El primer recuerdo que tengo de Stephen Hawking es de algún mediodía en los años ‘80 en el que, al volver de la escuela y comiendo milanesas con puré, ví su historia en Créase o no, de Ripley (con su anfitrión, Jack Palance). Veía siempre ese programa y esa historia fue una de las que me quedó grabada en la memoria. Sin dudas es una historia fascinante: un genio que estudia el Universo y el origen de los tiempos a la vez que una enfermedad degenerativa lo deja postrado sin poder moverse ni hablar.
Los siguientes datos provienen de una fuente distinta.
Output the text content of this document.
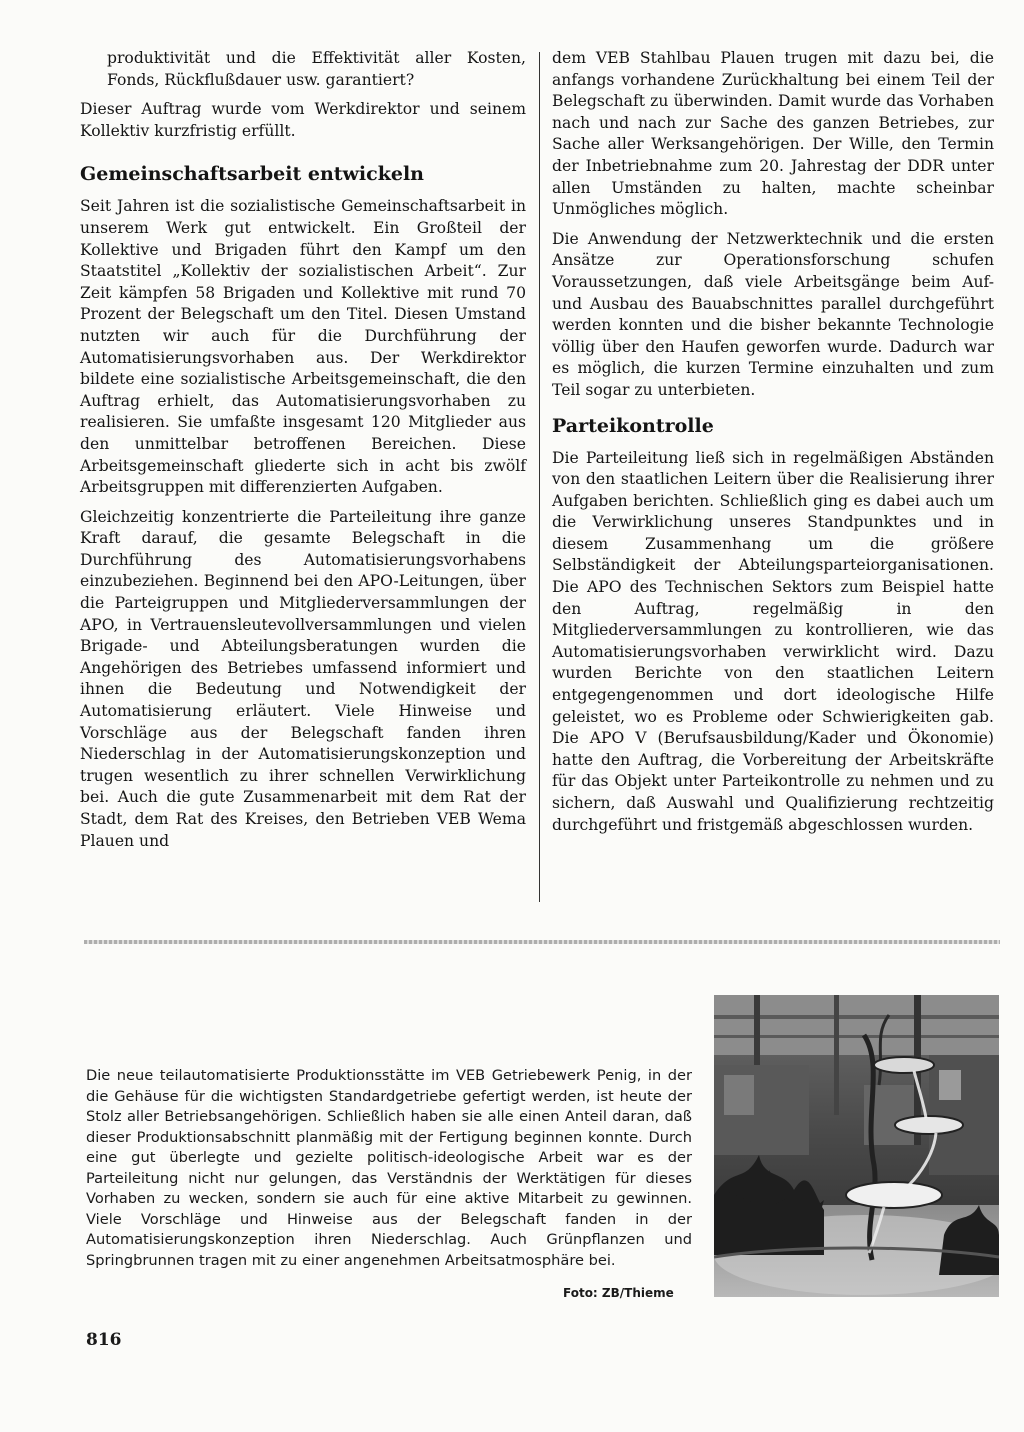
produktivität und die Effektivität aller Kosten, Fonds, Rückflußdauer usw. garantiert?

Dieser Auftrag wurde vom Werkdirektor und seinem Kollektiv kurzfristig erfüllt.

Gemeinschaftsarbeit entwickeln

Seit Jahren ist die sozialistische Gemeinschaftsarbeit in unserem Werk gut entwickelt. Ein Großteil der Kollektive und Brigaden führt den Kampf um den Staatstitel „Kollektiv der sozialistischen Arbeit“. Zur Zeit kämpfen 58 Brigaden und Kollektive mit rund 70 Prozent der Belegschaft um den Titel. Diesen Umstand nutzten wir auch für die Durchführung der Automatisierungsvorhaben aus. Der Werkdirektor bildete eine sozialistische Arbeitsgemeinschaft, die den Auftrag erhielt, das Automatisierungsvorhaben zu realisieren. Sie umfaßte insgesamt 120 Mitglieder aus den unmittelbar betroffenen Bereichen. Diese Arbeitsgemeinschaft gliederte sich in acht bis zwölf Arbeitsgruppen mit differenzierten Aufgaben.

Gleichzeitig konzentrierte die Parteileitung ihre ganze Kraft darauf, die gesamte Belegschaft in die Durchführung des Automatisierungsvorhabens einzubeziehen. Beginnend bei den APO-Leitungen, über die Parteigruppen und Mitgliederversammlungen der APO, in Vertrauensleutevollversammlungen und vielen Brigade- und Abteilungsberatungen wurden die Angehörigen des Betriebes umfassend informiert und ihnen die Bedeutung und Notwendigkeit der Automatisierung erläutert. Viele Hinweise und Vorschläge aus der Belegschaft fanden ihren Niederschlag in der Automatisierungskonzeption und trugen wesentlich zu ihrer schnellen Verwirklichung bei. Auch die gute Zusammenarbeit mit dem Rat der Stadt, dem Rat des Kreises, den Betrieben VEB Wema Plauen und

dem VEB Stahlbau Plauen trugen mit dazu bei, die anfangs vorhandene Zurückhaltung bei einem Teil der Belegschaft zu überwinden. Damit wurde das Vorhaben nach und nach zur Sache des ganzen Betriebes, zur Sache aller Werksangehörigen. Der Wille, den Termin der Inbetriebnahme zum 20. Jahrestag der DDR unter allen Umständen zu halten, machte scheinbar Unmögliches möglich.

Die Anwendung der Netzwerktechnik und die ersten Ansätze zur Operationsforschung schufen Voraussetzungen, daß viele Arbeitsgänge beim Auf- und Ausbau des Bauabschnittes parallel durchgeführt werden konnten und die bisher bekannte Technologie völlig über den Haufen geworfen wurde. Dadurch war es möglich, die kurzen Termine einzuhalten und zum Teil sogar zu unterbieten.

Parteikontrolle

Die Parteileitung ließ sich in regelmäßigen Abständen von den staatlichen Leitern über die Realisierung ihrer Aufgaben berichten. Schließlich ging es dabei auch um die Verwirklichung unseres Standpunktes und in diesem Zusammenhang um die größere Selbständigkeit der Abteilungsparteiorganisationen. Die APO des Technischen Sektors zum Beispiel hatte den Auftrag, regelmäßig in den Mitgliederversammlungen zu kontrollieren, wie das Automatisierungsvorhaben verwirklicht wird. Dazu wurden Berichte von den staatlichen Leitern entgegengenommen und dort ideologische Hilfe geleistet, wo es Probleme oder Schwierigkeiten gab. Die APO V (Berufsausbildung/Kader und Ökonomie) hatte den Auftrag, die Vorbereitung der Arbeitskräfte für das Objekt unter Parteikontrolle zu nehmen und zu sichern, daß Auswahl und Qualifizierung rechtzeitig durchgeführt und fristgemäß abgeschlossen wurden.

Die neue teilautomatisierte Produktionsstätte im VEB Getriebewerk Penig, in der die Gehäuse für die wichtigsten Standardgetriebe gefertigt werden, ist heute der Stolz aller Betriebsangehörigen. Schließlich haben sie alle einen Anteil daran, daß dieser Produktionsabschnitt planmäßig mit der Fertigung beginnen konnte. Durch eine gut überlegte und gezielte politisch-ideologische Arbeit war es der Parteileitung nicht nur gelungen, das Verständnis der Werktätigen für dieses Vorhaben zu wecken, sondern sie auch für eine aktive Mitarbeit zu gewinnen. Viele Vorschläge und Hinweise aus der Belegschaft fanden in der Automatisierungskonzeption ihren Niederschlag. Auch Grünpflanzen und Springbrunnen tragen mit zu einer angenehmen Arbeitsatmosphäre bei.
Foto: ZB/Thieme
816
El material es perfecto para una biopic intensa de esas que hacen tan bien los norteamericanos, con un papel ideal para que se luzca algún actor con dotes contorsionistas, que recorra la cornisa del golpe bajo y caiga en él cada tanto para hacernos llorar y salir del cine admirando a un tipo que se pudo sobreponer a la adversidad y felices por poder caminar y hablar normalmente aunque nuestro IQ sea más bien tirando a normalito. Pero La teoría del todo no es ni siquiera eso.
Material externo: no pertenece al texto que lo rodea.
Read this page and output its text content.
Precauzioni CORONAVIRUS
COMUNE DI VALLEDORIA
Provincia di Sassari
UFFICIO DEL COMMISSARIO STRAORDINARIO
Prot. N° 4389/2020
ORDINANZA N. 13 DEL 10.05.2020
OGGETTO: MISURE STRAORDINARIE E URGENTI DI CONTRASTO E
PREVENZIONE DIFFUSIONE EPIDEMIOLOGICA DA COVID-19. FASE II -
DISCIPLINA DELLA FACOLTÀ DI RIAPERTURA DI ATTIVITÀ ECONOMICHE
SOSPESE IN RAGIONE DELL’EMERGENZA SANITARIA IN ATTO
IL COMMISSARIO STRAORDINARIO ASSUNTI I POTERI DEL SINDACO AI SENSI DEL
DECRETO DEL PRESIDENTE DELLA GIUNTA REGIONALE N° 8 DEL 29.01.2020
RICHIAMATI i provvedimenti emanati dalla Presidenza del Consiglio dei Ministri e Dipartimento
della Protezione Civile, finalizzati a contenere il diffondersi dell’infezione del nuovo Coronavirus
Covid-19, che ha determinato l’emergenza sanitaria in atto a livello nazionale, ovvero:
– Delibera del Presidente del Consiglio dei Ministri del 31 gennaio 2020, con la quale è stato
El director James Marsh y el guionista Anthony McCarten deciden centrarse en la relación entre Hawking (Eddie Redmayne) y su primera mujer, Jane (Felicity Jones) –el guión está basado en la autobiografía de ella–, desde que se conocen en un bar hasta que se separan. En ese lapso, Hawking escribe Historia del tiempo, el libro que lo lanzó al estrellato mundial, y se enferma de esclerosis lateral amiotrófica; tiene tres hijos –¿o dos?– y conoce a Elaine Mason (Maxine Peake), la enfermera que será su segunda mujer.
Pero Marsh y McCarten no logran construir esa historia de amor: no son capaces de hacernos entender por qué Jane se enamora de Stephen en un principio, ni vemos en ellos a una pareja que nos interese. No hay pasión, mucho menos intensidad. El tema sexual está vergonzantemente oculto –salvo una que otra referencia oblicua– y tampoco resulta natural el viaje de Jane hacia el desamor, a pesar del gran trabajo de Felicity Jones que aunque está eclipsada por un pirotécnico Redmayne logró colarse en el rubro de mejor actriz en los Oscars.
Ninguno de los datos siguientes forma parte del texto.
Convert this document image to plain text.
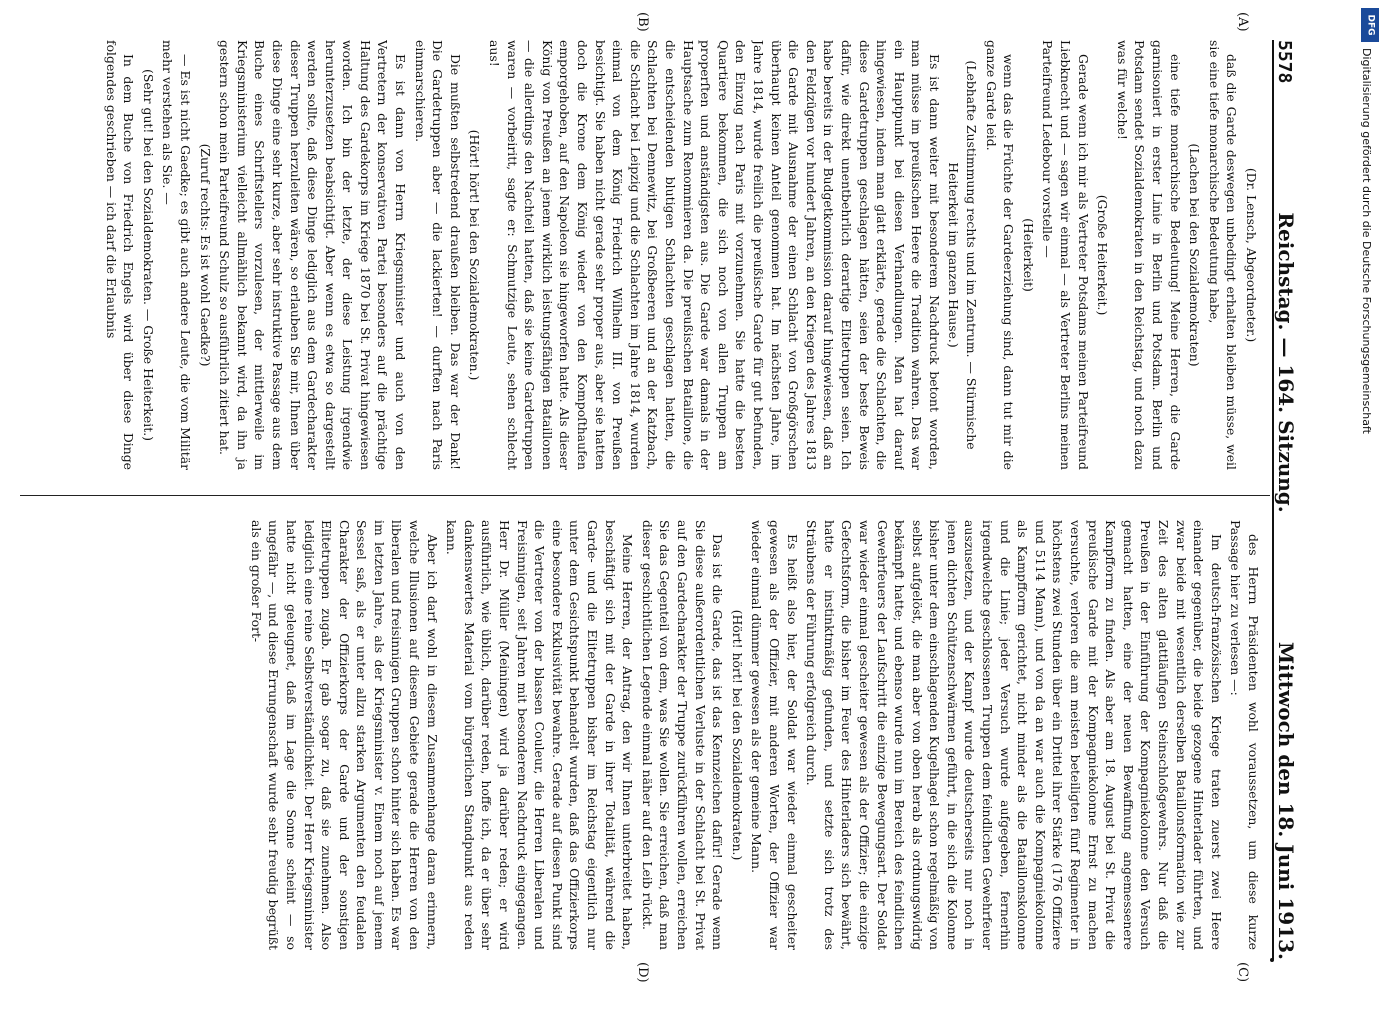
5578
Reichstag. — 164. Sitzung.
Mittwoch den 18. Juni 1913.
(A)
(B)
(C)
(D)

(Dr. Lensch, Abgeordneter.)

daß die Garde deswegen unbedingt erhalten bleiben müsse, weil sie eine tiefe monarchische Bedeutung habe,

(Lachen bei den Sozialdemokraten)

eine tiefe monarchische Bedeutung! Meine Herren, die Garde garnisoniert in erster Linie in Berlin und Potsdam. Berlin und Potsdam sendet Sozialdemokraten in den Reichstag, und noch dazu was für welche!

(Große Heiterkeit.)

Gerade wenn ich mir als Vertreter Potsdams meinen Parteifreund Liebknecht und — sagen wir einmal — als Vertreter Berlins meinen Parteifreund Ledebour vorstelle —

(Heiterkeit)

wenn das die Früchte der Gardeerziehung sind, dann tut mir die ganze Garde leid.

(Lebhafte Zustimmung rechts und im Zentrum. — Stürmische Heiterkeit im ganzen Hause.)

Es ist dann weiter mit besonderem Nachdruck betont worden, man müsse im preußischen Heere die Tradition wahren. Das war ein Hauptpunkt bei diesen Verhandlungen. Man hat darauf hingewiesen, indem man glatt erklärte, gerade die Schlachten, die diese Gardetruppen geschlagen hätten, seien der beste Beweis dafür, wie direkt unentbehrlich derartige Elitetruppen seien. Ich habe bereits in der Budgetkommission darauf hingewiesen, daß an den Feldzügen vor hundert Jahren, an den Kriegen des Jahres 1813 die Garde mit Ausnahme der einen Schlacht von Großgörschen überhaupt keinen Anteil genommen hat. Im nächsten Jahre, im Jahre 1814, wurde freilich die preußische Garde für gut befunden, den Einzug nach Paris mit vorzunehmen. Sie hatte die besten Quartiere bekommen, die sich noch von allen Truppen am properſten und anständigsten aus. Die Garde war damals in der Hauptsache zum Renommieren da. Die preußischen Bataillone, die die entscheidenden blutigen Schlachten geschlagen hatten, die Schlachten bei Dennewitz, bei Großbeeren und an der Katzbach, die Schlacht bei Leipzig und die Schlachten im Jahre 1814, wurden einmal von dem König Friedrich Wilhelm III. von Preußen besichtigt. Sie haben nicht gerade sehr proper aus, aber sie hatten doch die Krone dem König wieder von den Kompoſthaufen emporgehoben, auf den Napoleon sie hingeworfen hatte. Als dieser König von Preußen an jenem wirklich leistungsfähigen Bataillonen — die allerdings den Nachteil hatten, daß sie keine Gardetruppen waren — vorbeiritt, sagte er: Schmutzige Leute, sehen schlecht aus!

(Hört! hört! bei den Sozialdemokraten.)

Die mußten selbstredend draußen bleiben. Das war der Dank! Die Gardetruppen aber — die lackierten! — durften nach Paris einmarschieren.

Es ist dann von Herrn Kriegsminister und auch von den Vertretern der konservativen Partei besonders auf die prächtige Haltung des Gardekorps im Kriege 1870 bei St. Privat hingewiesen worden. Ich bin der letzte, der diese Leistung irgendwie herunterzusetzen beabsichtigt. Aber wenn es etwa so dargestellt werden sollte, daß diese Dinge lediglich aus dem Gardecharakter dieser Truppen herzuleiten wären, so erlauben Sie mir, Ihnen über diese Dinge eine sehr kurze, aber sehr instruktive Passage aus dem Buche eines Schriftstellers vorzulesen, der mittlerweile im Kriegsministerium vielleicht allmählich bekannt wird, da ihn ja gestern schon mein Parteifreund Schulz so ausführlich zitiert hat.

(Zuruf rechts: Es ist wohl Gaedke?)

— Es ist nicht Gaedke; es gibt auch andere Leute, die vom Militär mehr verstehen als Sie. —

(Sehr gut! bei den Sozialdemokraten. — Große Heiterkeit.)

In dem Buche von Friedrich Engels wird über diese Dinge folgendes geschrieben — ich darf die Erlaubnis

des Herrn Präsidenten wohl voraussetzen, um diese kurze Passage hier zu verlesen —:

Im deutsch-französischen Kriege traten zuerst zwei Heere einander gegenüber, die beide gezogene Hinterlader führten, und zwar beide mit wesentlich derselben Bataillonsformation wie zur Zeit des alten glattläufigen Steinschloßgewehrs. Nur daß die Preußen in der Einführung der Kompagniekolonne den Versuch gemacht hatten, eine der neuen Bewaffnung angemessenere Kampfform zu finden. Als aber am 18. August bei St. Privat die preußische Garde mit der Kompagniekolonne Ernst zu machen versuchte, verloren die am meisten beteiligten fünf Regimenter in höchstens zwei Stunden über ein Drittel ihrer Stärke (176 Offiziere und 5114 Mann), und von da an war auch die Kompagniekolonne als Kampfform gerichtet, nicht minder als die Bataillonskolonne und die Linie; jeder Versuch wurde aufgegeben, fernerhin irgendwelche geschlossenen Truppen dem feindlichen Gewehrfeuer auszusetzen, und der Kampf wurde deutscherseits nur noch in jenen dichten Schützenschwärmen geführt, in die sich die Kolonne bisher unter dem einschlagenden Kugelhagel schon regelmäßig von selbst aufgelöst, die man aber von oben herab als ordnungswidrig bekämpft hatte; und ebenso wurde nun im Bereich des feindlichen Gewehrfeuers der Laufschritt die einzige Bewegungsart. Der Soldat war wieder einmal gescheiter gewesen als der Offizier; die einzige Gefechtsform, die bisher im Feuer des Hinterladers sich bewährt, hatte er instinktmäßig gefunden, und setzte sich trotz des Sträubens der Führung erfolgreich durch.

Es heißt also hier, der Soldat war wieder einmal gescheiter gewesen als der Offizier, mit anderen Worten, der Offizier war wieder einmal dümmer gewesen als der gemeine Mann.

(Hört! hört! bei den Sozialdemokraten.)

Das ist die Garde, das ist das Kennzeichen dafür! Gerade wenn Sie diese außerordentlichen Verluste in der Schlacht bei St. Privat auf den Gardecharakter der Truppe zurückführen wollen, erreichen Sie das Gegenteil von dem, was Sie wollen. Sie erreichen, daß man dieser geschichtlichen Legende einmal näher auf den Leib rückt.

Meine Herren, der Antrag, den wir Ihnen unterbreitet haben, beschäftigt sich mit der Garde in ihrer Totalität, während die Garde- und die Elitetruppen bisher im Reichstag eigentlich nur unter dem Gesichtspunkt behandelt wurden, daß das Offizierkorps eine besondere Exklusivität bewahre. Gerade auf diesen Punkt sind die Vertreter von der blassen Couleur, die Herren Liberalen und Freisinnigen, seit Jahren mit besonderem Nachdruck eingegangen. Herr Dr. Müller (Meiningen) wird ja darüber reden; er wird ausführlich, wie üblich, darüber reden, hoffe ich, da er über sehr dankenswertes Material vom bürgerlichen Standpunkt aus reden kann.

Aber ich darf wohl in diesem Zusammenhange daran erinnern, welche Illusionen auf diesem Gebiete gerade die Herren von den liberalen und freisinnigen Gruppen schon hinter sich haben. Es war im letzten Jahre, als der Kriegsminister v. Einem noch auf jenem Sessel saß, als er unter allzu starken Argumenten den feudalen Charakter der Offizierkorps der Garde und der sonstigen Elitetruppen zugab. Er gab sogar zu, daß sie zunehmen. Also lediglich eine reine Selbstverständlichkeit. Der Herr Kriegsminister hatte nicht geleugnet, daß im Lage die Sonne scheint — so ungefähr —, und diese Errungenschaft wurde sehr freudig begrüßt als ein großer Fort-

DFG
Digitalisierung gefördert durch die Deutsche Forschungsgemeinschaft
Más que una película, La teoría del todo es una sucesión de escenas que muestran a Redmayne haciendo sus gracias, una especie de documental sobre un actor que interpreta a un enfermo de ELA en sus diferentes etapas. Un lugar común del crítico –que se extendió ya al público en general– es el de reconvenir a una película por sus “golpes bajos”. La teoría del todo ni siquiera tiene golpes bajos y uno los extraña: por lo menos te hacen sentir algo.
Un breve documental de televisión que vi a los diez años mientras comía milanesas con puré un mediodía después del colegio me marcó más que esta película intrascendente que todos olvidaremos a la mañana siguiente de la entrega de los Oscars.